The Kyrgyz president has signed a new constitution that limits his power in a bid to defuse the present political crisis.
Last month, after a week of increasingly angry opposition protests which were supported by parliament, Bakiyev was forced to sign constitutional amendments curtailing his powers and giving broader authority to parliament and the cabinet.
Kulov’s deputy, Daniyar Usenov, said that the adoption of the new constitution was “a mistake” and made it impossible for the cabinet to work with parliament.
“Bakiyev must accept our resignation and he has the right to call new elections … a new parliament needs to be elected so we can advance our reforms,” Kulov said.

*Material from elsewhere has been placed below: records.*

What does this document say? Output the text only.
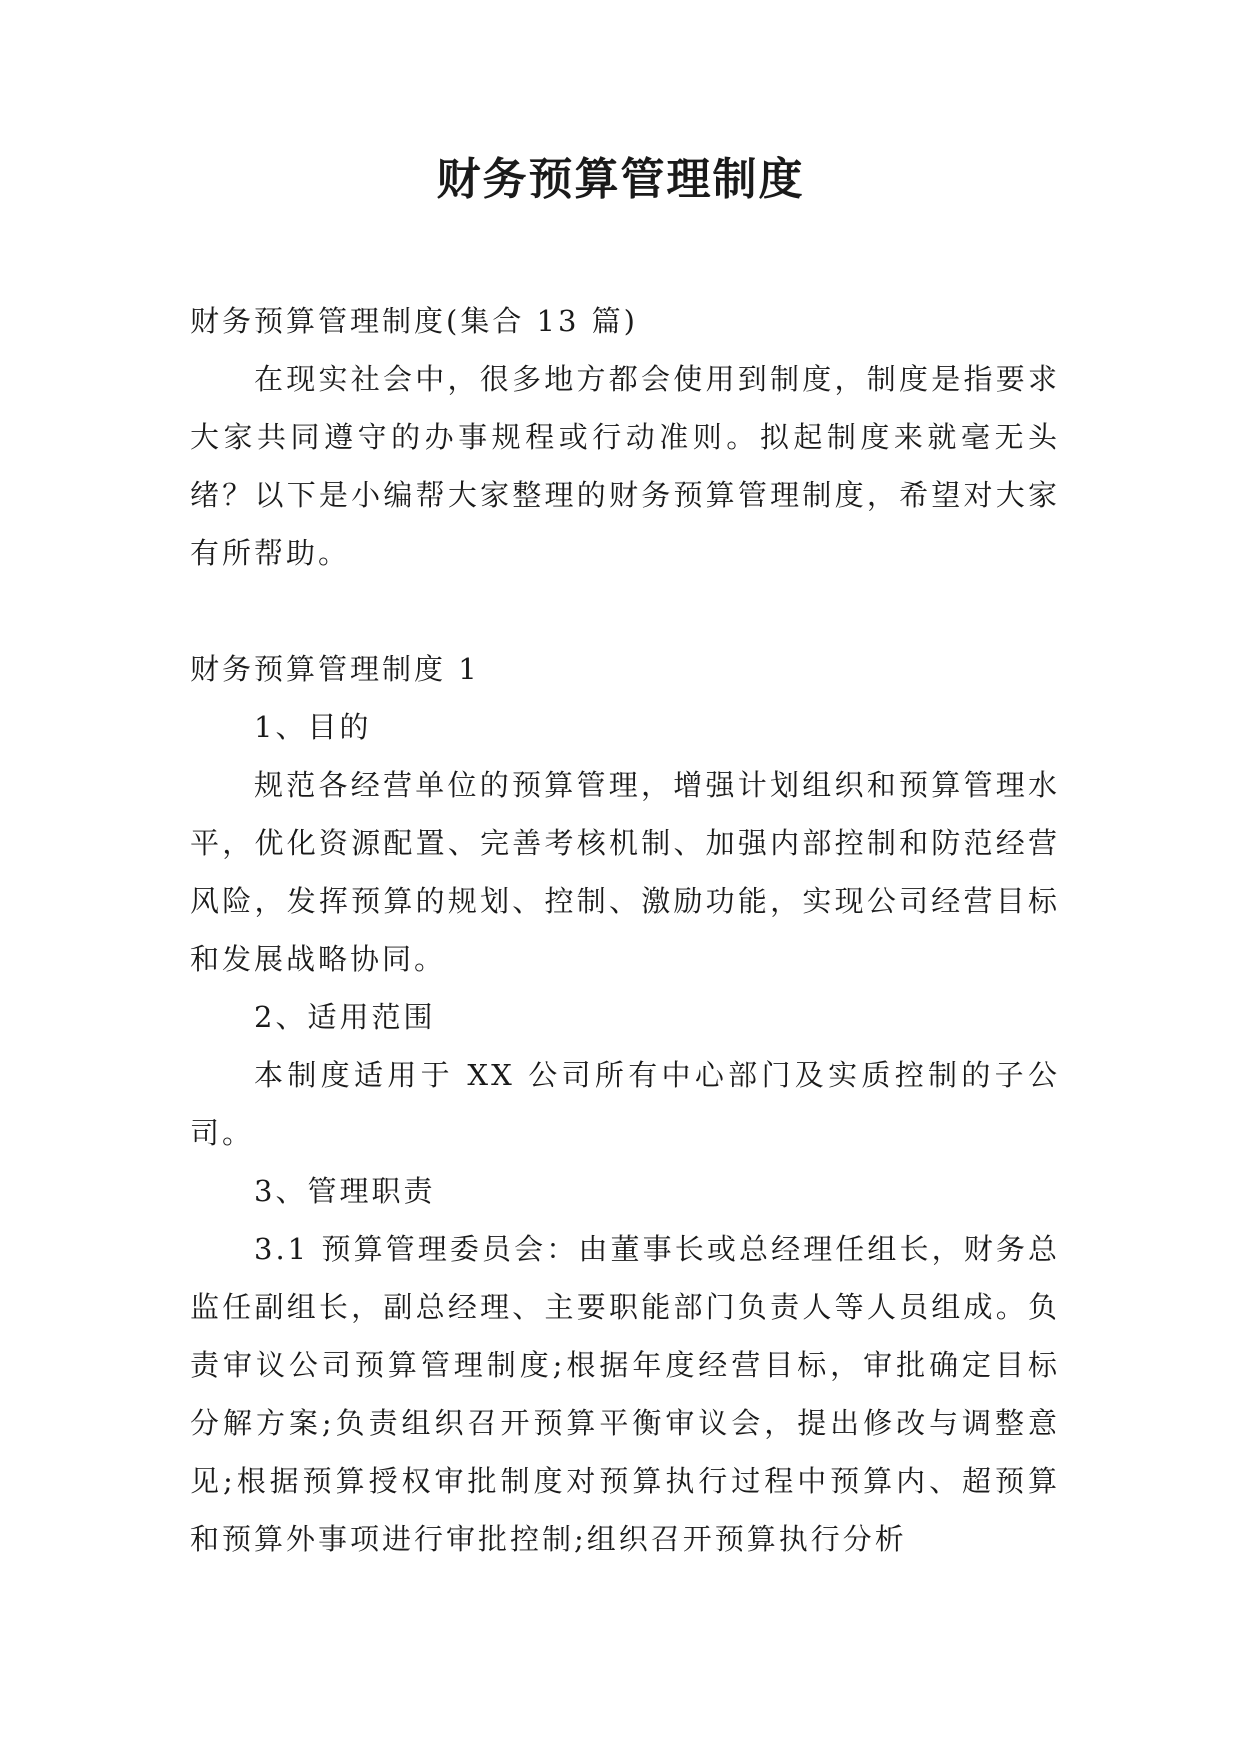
财务预算管理制度

财务预算管理制度(集合 13 篇)

在现实社会中，很多地方都会使用到制度，制度是指要求大家共同遵守的办事规程或行动准则。拟起制度来就毫无头绪？以下是小编帮大家整理的财务预算管理制度，希望对大家有所帮助。

财务预算管理制度 1

1、目的

规范各经营单位的预算管理，增强计划组织和预算管理水平，优化资源配置、完善考核机制、加强内部控制和防范经营风险，发挥预算的规划、控制、激励功能，实现公司经营目标和发展战略协同。

2、适用范围

本制度适用于 XX 公司所有中心部门及实质控制的子公司。

3、管理职责

3.1 预算管理委员会：由董事长或总经理任组长，财务总监任副组长，副总经理、主要职能部门负责人等人员组成。负责审议公司预算管理制度;根据年度经营目标，审批确定目标分解方案;负责组织召开预算平衡审议会，提出修改与调整意见;根据预算授权审批制度对预算执行过程中预算内、超预算和预算外事项进行审批控制;组织召开预算执行分析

Bakiyev came to power in March 2005 following opposition protests that removed ruler Askar Akayev.
He subsequently won an election but his rule has been marred by corruption, lawlessness and a weak economy.
Bakiyev has had a troubled relationship with parliament, which accused him of delaying his election promise to give broader powers to lawmakers.
Lawmakers were gathering for an emergency meeting Tuesday afternoon.
Omurbek Tekebayev, an opposition lawmaker, told The Associated Press that the cabinet’s resignation was “unexpected” and “perhaps connected with plans to reform government,” but declined to comment on calls to dissolve parliament.
The impoverished, mountainous country of 5 million people is strategically located near China and Afghanistan and has been seen as an example of secular democracy in a region dominated by autocratic regimes and Islamic militants.